Kaya glances at me. Her eyes are like two dark little pools. I try not to think about the fact that she’s really pretty. All this time she’s treated me like a brother; I want to treat her like a sister. Past all the beauty is a surprising sadness.
“Why’d they choose us?”
“We’re all broken. They picked us because we’re broken.”
I don’t like how close to the truth that sounds. The words have me shifting in my seat, feeling all kinds of uncomfortable. Not sure what else to say, I take a shot at cheering her up. I reach out and pat down my arms and legs before offering her a smile.
“You sure about that? No missing pieces far as I can see.”
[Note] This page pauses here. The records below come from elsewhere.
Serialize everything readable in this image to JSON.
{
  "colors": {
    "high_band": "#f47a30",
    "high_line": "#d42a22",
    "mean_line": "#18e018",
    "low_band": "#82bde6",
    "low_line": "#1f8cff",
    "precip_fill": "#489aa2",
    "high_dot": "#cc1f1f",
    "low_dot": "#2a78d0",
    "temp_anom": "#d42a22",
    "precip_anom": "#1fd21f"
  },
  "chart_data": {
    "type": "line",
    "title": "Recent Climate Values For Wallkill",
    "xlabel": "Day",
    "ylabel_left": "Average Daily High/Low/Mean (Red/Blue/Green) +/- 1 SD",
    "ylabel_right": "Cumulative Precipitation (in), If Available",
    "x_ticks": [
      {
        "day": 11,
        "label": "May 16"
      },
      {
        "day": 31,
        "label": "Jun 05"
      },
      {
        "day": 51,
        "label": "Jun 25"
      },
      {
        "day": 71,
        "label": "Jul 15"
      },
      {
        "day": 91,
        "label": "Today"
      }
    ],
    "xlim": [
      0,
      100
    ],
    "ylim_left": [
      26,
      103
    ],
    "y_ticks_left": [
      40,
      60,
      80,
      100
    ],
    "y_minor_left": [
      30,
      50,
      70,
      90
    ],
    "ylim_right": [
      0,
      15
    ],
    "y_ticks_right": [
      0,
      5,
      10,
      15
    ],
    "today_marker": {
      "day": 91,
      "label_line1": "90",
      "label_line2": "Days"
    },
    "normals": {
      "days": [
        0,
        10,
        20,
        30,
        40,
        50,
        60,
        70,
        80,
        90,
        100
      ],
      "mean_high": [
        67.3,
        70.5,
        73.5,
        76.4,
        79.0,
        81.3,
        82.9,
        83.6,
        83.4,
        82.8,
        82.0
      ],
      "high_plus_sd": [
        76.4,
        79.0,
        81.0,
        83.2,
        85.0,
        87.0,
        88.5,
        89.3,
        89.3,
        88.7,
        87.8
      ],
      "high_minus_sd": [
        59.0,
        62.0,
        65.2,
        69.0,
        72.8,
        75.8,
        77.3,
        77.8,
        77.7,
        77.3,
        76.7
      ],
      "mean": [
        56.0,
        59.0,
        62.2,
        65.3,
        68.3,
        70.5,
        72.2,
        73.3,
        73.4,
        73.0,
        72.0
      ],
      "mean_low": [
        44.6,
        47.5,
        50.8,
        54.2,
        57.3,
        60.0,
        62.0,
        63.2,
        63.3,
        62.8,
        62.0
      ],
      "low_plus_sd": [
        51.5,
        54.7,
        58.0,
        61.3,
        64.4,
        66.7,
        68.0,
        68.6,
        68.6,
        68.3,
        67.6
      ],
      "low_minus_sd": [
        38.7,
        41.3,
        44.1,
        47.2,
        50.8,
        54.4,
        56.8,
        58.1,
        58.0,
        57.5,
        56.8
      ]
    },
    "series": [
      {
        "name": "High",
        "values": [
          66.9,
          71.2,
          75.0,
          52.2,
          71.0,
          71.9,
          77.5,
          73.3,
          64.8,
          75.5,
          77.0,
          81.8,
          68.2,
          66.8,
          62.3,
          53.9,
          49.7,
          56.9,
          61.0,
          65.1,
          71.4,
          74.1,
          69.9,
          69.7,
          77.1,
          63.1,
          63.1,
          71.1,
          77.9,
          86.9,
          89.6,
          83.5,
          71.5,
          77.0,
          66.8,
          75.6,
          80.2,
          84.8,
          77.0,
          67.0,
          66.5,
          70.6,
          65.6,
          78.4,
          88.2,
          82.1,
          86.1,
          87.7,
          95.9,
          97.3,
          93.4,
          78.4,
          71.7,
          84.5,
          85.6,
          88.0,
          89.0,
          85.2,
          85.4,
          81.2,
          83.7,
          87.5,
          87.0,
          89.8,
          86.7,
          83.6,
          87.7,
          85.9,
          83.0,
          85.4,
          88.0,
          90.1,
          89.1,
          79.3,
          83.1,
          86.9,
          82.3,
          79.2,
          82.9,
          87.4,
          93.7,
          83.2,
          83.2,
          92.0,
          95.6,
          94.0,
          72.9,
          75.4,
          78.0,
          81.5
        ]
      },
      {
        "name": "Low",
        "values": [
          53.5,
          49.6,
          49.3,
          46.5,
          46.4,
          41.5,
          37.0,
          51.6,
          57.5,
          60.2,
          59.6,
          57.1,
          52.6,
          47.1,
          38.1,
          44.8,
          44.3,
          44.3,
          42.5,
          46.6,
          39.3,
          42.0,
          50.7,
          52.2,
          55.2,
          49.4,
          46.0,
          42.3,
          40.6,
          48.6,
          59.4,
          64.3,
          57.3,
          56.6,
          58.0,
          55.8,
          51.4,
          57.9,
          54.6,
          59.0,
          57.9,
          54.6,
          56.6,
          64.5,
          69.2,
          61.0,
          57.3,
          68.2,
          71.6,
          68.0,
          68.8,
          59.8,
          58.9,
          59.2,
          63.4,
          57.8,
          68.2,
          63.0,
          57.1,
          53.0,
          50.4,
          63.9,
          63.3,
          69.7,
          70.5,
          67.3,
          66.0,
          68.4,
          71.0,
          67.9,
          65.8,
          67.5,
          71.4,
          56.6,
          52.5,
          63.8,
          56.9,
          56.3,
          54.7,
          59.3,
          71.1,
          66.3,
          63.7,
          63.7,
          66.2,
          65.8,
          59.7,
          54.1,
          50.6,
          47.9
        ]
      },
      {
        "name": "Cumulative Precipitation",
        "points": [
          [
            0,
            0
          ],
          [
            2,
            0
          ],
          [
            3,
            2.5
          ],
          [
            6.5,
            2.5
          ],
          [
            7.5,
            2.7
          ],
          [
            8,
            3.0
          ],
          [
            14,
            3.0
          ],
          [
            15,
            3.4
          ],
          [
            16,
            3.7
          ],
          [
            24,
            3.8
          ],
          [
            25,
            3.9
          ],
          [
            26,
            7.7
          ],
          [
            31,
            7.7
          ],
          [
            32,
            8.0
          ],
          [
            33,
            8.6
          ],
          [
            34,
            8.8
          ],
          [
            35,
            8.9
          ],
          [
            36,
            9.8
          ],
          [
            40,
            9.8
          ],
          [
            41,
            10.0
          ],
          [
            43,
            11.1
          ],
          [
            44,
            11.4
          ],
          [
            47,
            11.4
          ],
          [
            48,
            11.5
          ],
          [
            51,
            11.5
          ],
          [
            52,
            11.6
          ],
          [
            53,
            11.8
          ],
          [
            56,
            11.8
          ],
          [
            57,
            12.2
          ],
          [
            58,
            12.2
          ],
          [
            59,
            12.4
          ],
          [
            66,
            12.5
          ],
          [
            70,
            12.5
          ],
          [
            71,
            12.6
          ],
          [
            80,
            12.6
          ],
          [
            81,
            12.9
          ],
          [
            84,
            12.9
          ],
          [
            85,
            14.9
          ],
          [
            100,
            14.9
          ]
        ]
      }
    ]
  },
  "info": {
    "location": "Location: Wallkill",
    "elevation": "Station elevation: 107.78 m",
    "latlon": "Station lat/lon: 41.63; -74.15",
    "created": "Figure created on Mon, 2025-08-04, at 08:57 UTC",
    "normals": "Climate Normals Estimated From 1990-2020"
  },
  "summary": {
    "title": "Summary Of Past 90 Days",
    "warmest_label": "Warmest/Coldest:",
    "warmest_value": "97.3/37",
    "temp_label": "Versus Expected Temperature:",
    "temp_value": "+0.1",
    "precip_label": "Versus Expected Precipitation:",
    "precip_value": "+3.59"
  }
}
“You’re broken,” she answers quietly. “The same kind of broken as me. We’re the same color, you know? It’s not the worst color to be, but it still hurts.”
I glance away. V
andemeer might have the degrees, but it feels like Kaya can see things he doesn’t. She’s right. I am broken. I should have been able to piece myself back together by now, but I spend all my time bracing for the next collision instead. I think about Moms going from warrior to wounded as the disease spread through her kidneys. I think about all the teachers who thought that because I was quiet I wasn’t worth the effort. I think about PJ flirting with Shae Westwood even when he knew I was crushing. Life’s thrown shots at me from every direction. Through all of it, I learned that distance is its own kind of armor.
Maybe that’s the real reason I signed up with Babel. To put distance between myself and the next collision. A small part of me wants to leave now, put distance between myself and Kaya’s knowing gaze. It’s like she’s seeing something in me that I’ve been trying to ignore my whole life.
“You can really see all that?” I ask.
“Like colors,” she says with a nod. “It’s been like that since I was…little. Different kinds of brokenness have different colors. All of the others have a color. Longwei, Jazzy, and Bilal are all red. That’s burden. All three of them are carrying a lot of weight on their shoulders. Azima’s white. She’s searching for a peace that she’s lost. And Roathy’s black, because he’s never known any peace. Katsu and Isadora were both betrayed. It’s like gold, but the color’s all faded. Then there’s you, me, and Jaime. We’re all blue.”
It all sounds so strange, but I can’t help asking, “What’s blue?”
“Forgotten,” she says. “We’re the people the world wants to forget.”
Her words hit so deep and hard that it’s all I can do to release a breath. She reaches out and pats my leg, like she knows exactly how it feels to be this lost in yourself.
“So they chose us because we’re broken, not because we’re poor,” she says.
“What’s the difference?”
Kaya smiles now. “The pieces of broken people can be put back any which way. If we were just poor, they’d have to break us first, to make us into what they want.”
I snort. “I had the distinct impression that they were trying to break us. Throw pennies to beggars and watch them fight. That kind of thing.”